As we approach world anti-bullying day, the focus for another year is firmly set on the landscape of cyber bullying.
Suicide is one of the largest killers of our youths and is on the rise around the nation, with the incidents of cyber-related youth suicide at an all time high. And while many of us will open a much needed conversation on how to empower and equip our younger generations with the skills to handle cyber-bullies, I can’t help but bring your attention to one glaring issue…is it really necessary for our children to be on social media?
Without fail your gut reaction will be yeah, of course, it’s the times we live in and all their friends are doing it. However it’s that exact mentality that is contributing to the rise in cyber related suicides.

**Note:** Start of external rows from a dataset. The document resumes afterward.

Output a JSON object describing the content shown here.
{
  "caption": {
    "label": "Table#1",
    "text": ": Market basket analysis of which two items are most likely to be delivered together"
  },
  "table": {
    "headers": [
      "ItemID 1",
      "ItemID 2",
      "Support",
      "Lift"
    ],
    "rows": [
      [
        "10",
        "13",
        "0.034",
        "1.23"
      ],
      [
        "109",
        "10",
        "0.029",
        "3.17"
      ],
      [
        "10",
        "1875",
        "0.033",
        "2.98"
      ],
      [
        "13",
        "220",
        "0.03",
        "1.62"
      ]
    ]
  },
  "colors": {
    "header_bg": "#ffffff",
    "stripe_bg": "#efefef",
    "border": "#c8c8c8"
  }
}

Rewind the clock 20 years and the likes of Facebook and Instagram were a laughable distant thought. Something you may see on Beyond 2000 but had very little belief would happen. Jump to today and the average person is attached to their mobile appendage like it’s pumping blood directly to the heart. We simply can’t live without it…me included. This however is something I’m not actually proud of!
Bullying is something that exists. Unfortunately, blunt though I sound, you can’t completely eliminate bullying, it’s some people’s way of behaving. We can however work with it, both the bullies, and the victims. Empower those who need to be and de-power the bullies. And we can reduce the amount of social media bullying by simply saying…no to social media for kids.
I was a sensitive (still am) kid. I was bullied and I struggled with anxiety, depression and insecurity through my youth. I think about my struggles and I’m simply grateful that social media wasn’t around to magnify the situation…I don’t know how I would have coped, if I would have coped.
Parents do have one element of control over this dangerous world and that’s simply to say no! Now before you yell at me and say it’s too hard and kids need to learn and will be left out…hear me out!
I know it’s bloody hard to say no to kids! I get it! It’s hard enough to tell a toddler they can’t have another glass of milk let alone a young teen they can’t be on facebook! Yes you’re going to be hated. Yes you’ll be the worst person… but guess what you’re also being a parent! Parenting sux at times and this is one of them! If your kids don’t have friends and feel completely isolated by not having social media then I suggest you look at your school and the social environments of your children.
I remember when I was 12, I wanted a Nintendo 64 and a game boy. The answer was a simple NO. No discussion, nothing! I begged, I pleaded and I told my parents my friends would hate me if I didnt have what they had. My parents stood their ground, and you know what? Life went on. My friends didn’t care. They still liked me and it was something we just didn’t talk about. It was hard, but my parents did it because they were fighting for what they believed, and we deserve to do it for our kids.
The landscape is oh so much more dangerous now. Kids are taking their lives, so more than ever it’s time for parents to man up. Children will not lose computer skills by not being on social media. They will not fall behind. They can learn when their maturity is developed and when they are ready. It will not alter their intellectual outcomes or jeopardise their futures.
Despite their negotiations, teenagers are not actually adults and for a very good developmental reason and that’s they simply don’t have adult maturity.
So ask yourself this. While you are trying to arm your kids with the best skills possible to beat cyber bullying (and you should most definitely!), ask yourself do they really need to be on social media? Are they really old enough? Mature enough? And is it actually necessary or should you switch it off and head back to reality?
Are YOU the parent giving in to social demand? It might be a battle but your job isn’t to give them what they want but to fight for them to make it to adulthood equiped with power and skill!
Let’s look after our kids…don’t give bullies the platform! Don’t let your kids on social media until they really are old enough for it. And remember…if they want to speak to their friends, the phone still works!